Toward a systemic framework. – At the conclusion of a conference devoted to AI’s environmental challenges, Anne-Laure Ligozat, professor and researcher in computer science at ENSIIE, calls for a systemic and interdisciplinary evaluation of AI’s impacts. She draws on the framework proposed by Lynn H. Kaack in the article Aligning Artificial Intelligence with Climate Change Mitigation (2021), which distinguishes three major categories of effects of Machine Learning on greenhouse-gas emissions: impacts linked to computing infrastructures, immediate impacts related to applications, and system-level impacts.

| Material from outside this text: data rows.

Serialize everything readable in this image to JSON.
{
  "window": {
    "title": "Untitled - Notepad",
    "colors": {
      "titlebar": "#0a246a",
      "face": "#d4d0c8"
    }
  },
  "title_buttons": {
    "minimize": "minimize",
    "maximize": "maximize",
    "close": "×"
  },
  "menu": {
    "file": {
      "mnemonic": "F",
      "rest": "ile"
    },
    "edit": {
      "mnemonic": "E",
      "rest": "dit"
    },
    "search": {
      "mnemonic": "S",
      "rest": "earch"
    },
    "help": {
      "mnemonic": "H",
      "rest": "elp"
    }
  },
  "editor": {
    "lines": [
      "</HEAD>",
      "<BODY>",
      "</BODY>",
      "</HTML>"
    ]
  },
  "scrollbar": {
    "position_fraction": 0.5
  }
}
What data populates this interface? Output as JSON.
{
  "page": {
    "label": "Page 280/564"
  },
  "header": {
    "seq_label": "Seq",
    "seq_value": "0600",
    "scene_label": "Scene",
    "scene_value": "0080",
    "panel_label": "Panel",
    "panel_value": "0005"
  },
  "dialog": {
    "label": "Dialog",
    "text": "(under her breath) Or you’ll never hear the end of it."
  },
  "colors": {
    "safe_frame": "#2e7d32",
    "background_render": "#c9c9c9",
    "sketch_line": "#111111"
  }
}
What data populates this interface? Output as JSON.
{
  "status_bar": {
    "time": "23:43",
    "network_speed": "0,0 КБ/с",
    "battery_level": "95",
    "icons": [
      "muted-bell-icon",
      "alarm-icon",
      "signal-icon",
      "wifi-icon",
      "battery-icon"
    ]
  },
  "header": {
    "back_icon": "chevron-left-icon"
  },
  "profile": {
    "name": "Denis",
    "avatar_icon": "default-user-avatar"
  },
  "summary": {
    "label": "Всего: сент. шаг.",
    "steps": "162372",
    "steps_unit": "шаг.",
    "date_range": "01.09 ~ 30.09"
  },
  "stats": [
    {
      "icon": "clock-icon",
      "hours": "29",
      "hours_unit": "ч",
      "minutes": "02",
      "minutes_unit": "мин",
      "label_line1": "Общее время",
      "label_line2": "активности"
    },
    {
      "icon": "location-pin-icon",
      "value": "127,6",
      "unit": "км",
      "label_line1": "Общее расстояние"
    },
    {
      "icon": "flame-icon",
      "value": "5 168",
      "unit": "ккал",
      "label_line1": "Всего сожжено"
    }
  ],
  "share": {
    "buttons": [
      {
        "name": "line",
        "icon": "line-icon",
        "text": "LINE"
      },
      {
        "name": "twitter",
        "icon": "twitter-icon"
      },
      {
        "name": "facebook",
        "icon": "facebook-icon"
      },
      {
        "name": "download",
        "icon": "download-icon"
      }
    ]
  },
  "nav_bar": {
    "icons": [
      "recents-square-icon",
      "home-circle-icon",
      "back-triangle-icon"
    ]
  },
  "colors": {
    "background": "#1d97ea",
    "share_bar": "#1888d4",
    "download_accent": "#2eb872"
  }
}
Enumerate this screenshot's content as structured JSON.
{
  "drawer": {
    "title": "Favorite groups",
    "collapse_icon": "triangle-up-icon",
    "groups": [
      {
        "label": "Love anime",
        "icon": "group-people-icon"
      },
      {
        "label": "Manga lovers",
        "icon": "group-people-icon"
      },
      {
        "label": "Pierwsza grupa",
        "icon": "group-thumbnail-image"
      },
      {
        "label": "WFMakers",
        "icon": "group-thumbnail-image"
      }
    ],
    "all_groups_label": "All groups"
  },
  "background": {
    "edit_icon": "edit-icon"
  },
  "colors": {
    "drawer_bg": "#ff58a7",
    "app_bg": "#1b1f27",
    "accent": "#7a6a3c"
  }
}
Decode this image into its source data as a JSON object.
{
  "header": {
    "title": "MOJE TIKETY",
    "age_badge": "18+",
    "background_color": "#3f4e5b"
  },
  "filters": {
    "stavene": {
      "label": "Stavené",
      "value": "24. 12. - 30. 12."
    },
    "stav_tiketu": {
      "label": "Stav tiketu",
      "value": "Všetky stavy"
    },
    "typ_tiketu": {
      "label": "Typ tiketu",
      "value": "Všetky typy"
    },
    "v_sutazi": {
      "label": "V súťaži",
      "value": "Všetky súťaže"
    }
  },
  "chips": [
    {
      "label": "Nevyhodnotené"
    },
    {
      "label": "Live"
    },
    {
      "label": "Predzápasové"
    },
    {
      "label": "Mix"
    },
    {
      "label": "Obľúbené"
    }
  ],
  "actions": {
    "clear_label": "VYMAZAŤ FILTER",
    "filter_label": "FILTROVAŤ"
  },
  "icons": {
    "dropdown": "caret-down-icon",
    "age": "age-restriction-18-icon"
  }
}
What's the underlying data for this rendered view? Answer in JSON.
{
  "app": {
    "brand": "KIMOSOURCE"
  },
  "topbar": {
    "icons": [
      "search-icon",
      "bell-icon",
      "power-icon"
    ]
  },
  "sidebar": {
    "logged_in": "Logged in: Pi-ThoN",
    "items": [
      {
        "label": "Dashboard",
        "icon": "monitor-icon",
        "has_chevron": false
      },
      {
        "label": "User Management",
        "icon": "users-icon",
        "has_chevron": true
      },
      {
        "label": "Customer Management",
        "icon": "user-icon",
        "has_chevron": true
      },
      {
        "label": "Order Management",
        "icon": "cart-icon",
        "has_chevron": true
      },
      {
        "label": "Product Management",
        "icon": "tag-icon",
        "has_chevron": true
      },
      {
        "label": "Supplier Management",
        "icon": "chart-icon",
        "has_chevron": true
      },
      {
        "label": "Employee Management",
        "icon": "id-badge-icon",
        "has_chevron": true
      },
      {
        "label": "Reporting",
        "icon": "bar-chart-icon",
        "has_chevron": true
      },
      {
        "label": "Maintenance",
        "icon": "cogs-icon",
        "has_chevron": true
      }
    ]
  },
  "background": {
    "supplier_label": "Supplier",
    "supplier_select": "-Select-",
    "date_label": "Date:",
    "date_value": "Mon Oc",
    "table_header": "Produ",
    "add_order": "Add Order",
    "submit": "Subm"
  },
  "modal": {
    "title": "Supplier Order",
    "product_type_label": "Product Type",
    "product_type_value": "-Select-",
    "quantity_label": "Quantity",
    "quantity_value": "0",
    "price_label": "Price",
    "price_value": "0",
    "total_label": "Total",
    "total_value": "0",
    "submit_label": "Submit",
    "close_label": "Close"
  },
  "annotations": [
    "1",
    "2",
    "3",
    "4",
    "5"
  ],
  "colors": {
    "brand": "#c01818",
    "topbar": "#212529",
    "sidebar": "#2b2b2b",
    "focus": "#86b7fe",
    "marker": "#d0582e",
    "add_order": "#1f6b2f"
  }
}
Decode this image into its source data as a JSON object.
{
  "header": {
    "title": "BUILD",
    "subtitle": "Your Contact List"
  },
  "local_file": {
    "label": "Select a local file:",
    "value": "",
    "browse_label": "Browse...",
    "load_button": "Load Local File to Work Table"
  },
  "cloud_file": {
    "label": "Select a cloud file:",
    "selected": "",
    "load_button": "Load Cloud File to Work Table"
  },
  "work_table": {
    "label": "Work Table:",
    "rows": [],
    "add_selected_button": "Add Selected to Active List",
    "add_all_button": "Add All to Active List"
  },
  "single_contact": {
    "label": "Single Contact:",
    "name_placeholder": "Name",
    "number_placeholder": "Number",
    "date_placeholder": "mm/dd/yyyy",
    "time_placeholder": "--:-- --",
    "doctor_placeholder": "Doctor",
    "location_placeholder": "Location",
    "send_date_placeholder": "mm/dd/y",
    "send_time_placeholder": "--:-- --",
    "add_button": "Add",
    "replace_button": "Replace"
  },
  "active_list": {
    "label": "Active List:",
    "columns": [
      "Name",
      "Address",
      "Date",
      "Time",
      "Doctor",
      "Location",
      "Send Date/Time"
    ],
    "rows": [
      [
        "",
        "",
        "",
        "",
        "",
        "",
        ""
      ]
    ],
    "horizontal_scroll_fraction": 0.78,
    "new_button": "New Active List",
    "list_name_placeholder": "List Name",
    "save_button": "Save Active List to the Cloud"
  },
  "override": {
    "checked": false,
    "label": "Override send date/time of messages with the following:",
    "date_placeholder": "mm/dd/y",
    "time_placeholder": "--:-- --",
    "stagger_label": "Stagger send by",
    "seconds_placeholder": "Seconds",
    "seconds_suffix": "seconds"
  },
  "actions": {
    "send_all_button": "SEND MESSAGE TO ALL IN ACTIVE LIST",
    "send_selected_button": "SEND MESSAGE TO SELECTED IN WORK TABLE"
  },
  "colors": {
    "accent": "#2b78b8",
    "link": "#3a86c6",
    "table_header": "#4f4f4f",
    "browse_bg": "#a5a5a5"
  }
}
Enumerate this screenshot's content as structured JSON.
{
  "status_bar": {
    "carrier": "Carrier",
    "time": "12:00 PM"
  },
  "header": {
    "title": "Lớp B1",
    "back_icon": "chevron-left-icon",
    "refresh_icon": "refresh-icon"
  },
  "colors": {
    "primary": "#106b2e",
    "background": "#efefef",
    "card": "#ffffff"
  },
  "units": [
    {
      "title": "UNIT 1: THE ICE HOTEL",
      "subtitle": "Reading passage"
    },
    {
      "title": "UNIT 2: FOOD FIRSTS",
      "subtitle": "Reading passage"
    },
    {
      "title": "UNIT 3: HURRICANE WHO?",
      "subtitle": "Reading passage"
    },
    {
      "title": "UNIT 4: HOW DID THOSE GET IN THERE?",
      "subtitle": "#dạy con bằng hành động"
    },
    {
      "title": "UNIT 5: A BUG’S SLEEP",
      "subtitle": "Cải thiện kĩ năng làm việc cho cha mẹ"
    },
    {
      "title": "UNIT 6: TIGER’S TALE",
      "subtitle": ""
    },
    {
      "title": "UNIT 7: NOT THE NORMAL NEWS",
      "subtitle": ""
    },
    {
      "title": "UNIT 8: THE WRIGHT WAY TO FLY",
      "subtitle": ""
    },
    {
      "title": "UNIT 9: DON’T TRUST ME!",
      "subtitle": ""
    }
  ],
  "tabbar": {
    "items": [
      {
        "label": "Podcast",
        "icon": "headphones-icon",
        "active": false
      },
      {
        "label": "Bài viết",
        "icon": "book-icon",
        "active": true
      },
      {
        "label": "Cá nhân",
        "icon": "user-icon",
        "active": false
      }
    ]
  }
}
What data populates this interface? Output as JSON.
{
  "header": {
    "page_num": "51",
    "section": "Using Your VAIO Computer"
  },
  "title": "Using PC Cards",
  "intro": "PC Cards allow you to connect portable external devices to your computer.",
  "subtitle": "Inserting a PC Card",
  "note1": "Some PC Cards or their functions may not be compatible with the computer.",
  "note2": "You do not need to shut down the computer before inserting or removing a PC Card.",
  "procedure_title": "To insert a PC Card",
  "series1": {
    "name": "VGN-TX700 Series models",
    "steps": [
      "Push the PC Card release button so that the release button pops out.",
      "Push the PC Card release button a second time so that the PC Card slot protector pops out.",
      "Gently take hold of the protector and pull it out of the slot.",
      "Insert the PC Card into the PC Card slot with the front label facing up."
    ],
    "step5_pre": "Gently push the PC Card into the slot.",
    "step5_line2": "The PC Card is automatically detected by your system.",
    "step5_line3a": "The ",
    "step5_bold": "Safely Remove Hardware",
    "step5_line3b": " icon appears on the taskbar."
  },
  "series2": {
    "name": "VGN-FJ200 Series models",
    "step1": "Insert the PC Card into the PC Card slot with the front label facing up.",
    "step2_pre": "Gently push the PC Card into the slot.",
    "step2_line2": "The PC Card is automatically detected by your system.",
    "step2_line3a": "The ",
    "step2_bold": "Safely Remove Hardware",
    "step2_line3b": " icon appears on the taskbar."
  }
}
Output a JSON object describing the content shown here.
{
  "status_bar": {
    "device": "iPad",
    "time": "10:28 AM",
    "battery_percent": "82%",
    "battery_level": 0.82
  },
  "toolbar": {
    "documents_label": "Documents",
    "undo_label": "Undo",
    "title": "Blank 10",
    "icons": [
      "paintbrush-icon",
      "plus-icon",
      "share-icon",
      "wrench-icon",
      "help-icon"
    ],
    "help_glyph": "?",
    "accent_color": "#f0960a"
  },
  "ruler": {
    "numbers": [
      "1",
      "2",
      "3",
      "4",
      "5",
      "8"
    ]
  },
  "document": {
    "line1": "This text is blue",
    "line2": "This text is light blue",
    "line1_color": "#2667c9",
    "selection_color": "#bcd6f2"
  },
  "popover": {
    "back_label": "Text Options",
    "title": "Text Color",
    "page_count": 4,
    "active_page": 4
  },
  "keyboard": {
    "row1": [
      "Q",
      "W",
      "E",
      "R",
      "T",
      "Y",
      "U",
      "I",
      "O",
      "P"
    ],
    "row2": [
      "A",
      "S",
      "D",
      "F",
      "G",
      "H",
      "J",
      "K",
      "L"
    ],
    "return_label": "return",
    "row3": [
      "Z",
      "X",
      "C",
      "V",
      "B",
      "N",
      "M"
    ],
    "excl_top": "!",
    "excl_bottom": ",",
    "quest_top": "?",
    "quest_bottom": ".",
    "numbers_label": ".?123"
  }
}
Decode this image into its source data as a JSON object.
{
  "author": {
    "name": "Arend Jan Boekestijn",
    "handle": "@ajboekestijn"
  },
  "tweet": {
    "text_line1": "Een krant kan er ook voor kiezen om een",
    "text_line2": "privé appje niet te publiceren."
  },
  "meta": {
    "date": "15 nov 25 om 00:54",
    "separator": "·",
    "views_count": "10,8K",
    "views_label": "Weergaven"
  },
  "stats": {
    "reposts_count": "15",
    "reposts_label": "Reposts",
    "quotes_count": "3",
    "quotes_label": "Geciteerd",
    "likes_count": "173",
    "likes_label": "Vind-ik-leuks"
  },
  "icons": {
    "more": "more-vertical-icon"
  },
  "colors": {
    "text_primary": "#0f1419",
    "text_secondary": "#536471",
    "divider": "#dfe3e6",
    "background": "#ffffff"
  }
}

According to Ligozat, most existing studies adopt too narrow a perspective. They focus on isolated aspects—carbon footprint derived from energy consumption, performance of data centers, or the technical phases of training and inference—without considering the broader context. What is needed is a comprehensive assessment capable of encompassing the entire life cycle of AI systems, from production to use and end-of-life, while integrating both direct ecological indicators and indirect effects that are often overlooked but equally decisive.
Impacts of digital equipment and AI. – The first dimension concerns the life cycle of all equipment necessary to develop and deploy an AI system: extraction of raw materials, manufacturing, transport, usage, and disposal. For AI specifically, the assessment must also include data acquisition, processing, storage, model training, and inference phases.
Environmental, behavioral, economic, and societal impacts. – Much more ambitious and difficult to quantify, the second dimension aims at a global environmental assessment, taking into account qualitative effects such as obsolescence (accelerated renewal of equipment), direct rebound effects (increased usage enabled by efficiency gains), indirect rebound effects (economic gains reinvested in high-impact activities such as air travel), and broader social transformations affecting mobility patterns, biodiversity, and ecosystems. Ultimately, the environmental question raised by AI is not reducible to a simple calculation of electricity consumption. It requires a systemic approach capable of articulating technological performance, economic incentives, and societal transformations within a coherent ethical framework—one that reconciles innovation with ecological responsibility.